Pulse intensities of returned signals within the beam-swept strip are plotted in the lower half of the above figure. The pulses undergo varying degrees of backscattering when they reach an object. A smooth, or specular, surface at low angles to the look direction (subparallel) scatters most of the pulses away from the receiver, so that its image expression is dark. A rough surface, in contrast, scatters the pulse beam over many directions, a fraction of which returns to the radar. The amount of returned signal determines the relative lightness (related to signal amplitude) of the image tone. The quantity of returned energy (as backscatter echos) also depends on the size of the target relative to the signal's wavelength. Objects with dimensions similar to the wavelength appear bright (as though rough), while smaller ones are dark (smooth).
In the above diagram, note first the intensity peak in the tracing associated with the steep slope of the mountain side facing the passing aircraft. At this low incidence angle, a significant part of the transmitted pulses is reflected directly back to the receiver. However, the beam fails to reach (illuminate) the opposing mountain slope (back side) leading to no return (black) from this shadowed area or if the slope is so inclined as to receive some illumination at high incidence the returned signal is weak (dark gray). (For a mountain with some average slope and a given height, the shadow length increases with decreasing depression angle.) The next feature encountered is vegetation, which typically consists of irregular-oriented surfaces, with some leaves facing the radar and others in different positions. These objects in the plant together behave as somewhat rough and diffuse surfaces, scattering the beam but also returning variable signals of intermediate intensities, depending on leaf shape and size, tree shape, continuity of canopy, etc. The metal bridge, with its smooth surfaces, is a strong reflector (buildings, with their edges and corners, also tend to behave that way but the nature of their exterior materials somewhat reduces the returns). The lake, with its smooth surface, functions as a specular reflector to divert most of the signal away from the receiver in this far range position. Smooth surfaces at near range locations will return more of the signal. The behavior of a surface, whether smooth, intermediate, or rough, in terms of the height h of small surface objects, can be determined by a "less than" formula. Peake and Oliver give these criteria: For a surface to be smooth, this applies: h < wavelength/25 x sin β; to be rough: h > wavelength/4.4 x sin β (remember, β is the depression angle).

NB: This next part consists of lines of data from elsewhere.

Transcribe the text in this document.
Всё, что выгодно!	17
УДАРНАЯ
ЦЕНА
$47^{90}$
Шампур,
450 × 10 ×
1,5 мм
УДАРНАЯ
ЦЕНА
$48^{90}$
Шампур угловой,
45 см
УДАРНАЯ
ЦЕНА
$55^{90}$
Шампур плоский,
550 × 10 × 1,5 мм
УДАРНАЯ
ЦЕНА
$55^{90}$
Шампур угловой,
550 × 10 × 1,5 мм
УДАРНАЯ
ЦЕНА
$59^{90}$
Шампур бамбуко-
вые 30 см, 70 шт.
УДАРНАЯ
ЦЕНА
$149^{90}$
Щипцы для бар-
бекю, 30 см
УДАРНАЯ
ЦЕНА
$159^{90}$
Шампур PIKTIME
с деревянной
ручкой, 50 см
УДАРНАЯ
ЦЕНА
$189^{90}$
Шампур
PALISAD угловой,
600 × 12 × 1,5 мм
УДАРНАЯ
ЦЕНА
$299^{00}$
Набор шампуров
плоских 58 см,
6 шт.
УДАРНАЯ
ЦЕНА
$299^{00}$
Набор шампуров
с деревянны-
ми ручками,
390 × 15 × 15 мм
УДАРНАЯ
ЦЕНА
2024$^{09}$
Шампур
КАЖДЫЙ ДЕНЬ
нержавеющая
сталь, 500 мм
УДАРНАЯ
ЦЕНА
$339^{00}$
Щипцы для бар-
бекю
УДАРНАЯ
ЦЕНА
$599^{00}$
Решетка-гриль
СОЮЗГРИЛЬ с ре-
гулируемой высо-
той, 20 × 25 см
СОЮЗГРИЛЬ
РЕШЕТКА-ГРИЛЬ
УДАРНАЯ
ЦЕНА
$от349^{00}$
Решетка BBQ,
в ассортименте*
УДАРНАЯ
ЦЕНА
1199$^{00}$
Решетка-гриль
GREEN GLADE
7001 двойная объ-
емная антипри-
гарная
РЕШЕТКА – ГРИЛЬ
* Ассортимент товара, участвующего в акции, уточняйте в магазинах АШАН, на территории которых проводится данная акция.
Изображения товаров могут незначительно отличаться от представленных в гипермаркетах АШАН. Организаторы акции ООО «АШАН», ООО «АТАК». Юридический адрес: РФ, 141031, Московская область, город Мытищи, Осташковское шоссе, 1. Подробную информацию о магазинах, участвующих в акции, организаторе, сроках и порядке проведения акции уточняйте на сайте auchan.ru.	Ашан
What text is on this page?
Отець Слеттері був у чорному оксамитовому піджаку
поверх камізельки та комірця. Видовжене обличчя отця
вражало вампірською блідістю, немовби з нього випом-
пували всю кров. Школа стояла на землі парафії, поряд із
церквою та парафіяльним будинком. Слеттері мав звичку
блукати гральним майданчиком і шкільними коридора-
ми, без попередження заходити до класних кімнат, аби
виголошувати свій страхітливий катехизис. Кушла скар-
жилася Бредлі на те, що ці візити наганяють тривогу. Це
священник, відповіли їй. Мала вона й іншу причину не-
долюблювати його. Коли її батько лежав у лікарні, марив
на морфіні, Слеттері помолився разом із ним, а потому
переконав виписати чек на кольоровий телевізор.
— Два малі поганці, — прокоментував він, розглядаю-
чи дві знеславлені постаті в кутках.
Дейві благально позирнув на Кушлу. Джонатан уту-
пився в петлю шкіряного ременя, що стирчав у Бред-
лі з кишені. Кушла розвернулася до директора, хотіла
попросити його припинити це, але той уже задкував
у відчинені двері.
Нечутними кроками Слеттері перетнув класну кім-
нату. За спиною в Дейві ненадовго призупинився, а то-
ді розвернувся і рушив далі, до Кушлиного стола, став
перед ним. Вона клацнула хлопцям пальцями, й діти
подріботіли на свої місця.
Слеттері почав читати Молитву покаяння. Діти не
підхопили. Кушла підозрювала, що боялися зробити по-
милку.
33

The signal trace shown in the figure represents a single scan line, which is composed of pixels, each corresponding to a resolution-determined area on the ground. The succession of scan lines produces an image by varying either the light intensities on a display (itself made up of screen-resolution pixels), or the density levels in a film, in proportion to the signal intensities. On either film or conventional black and white monitors, strong intensity peaks show as light tones and weak returned signals are dark.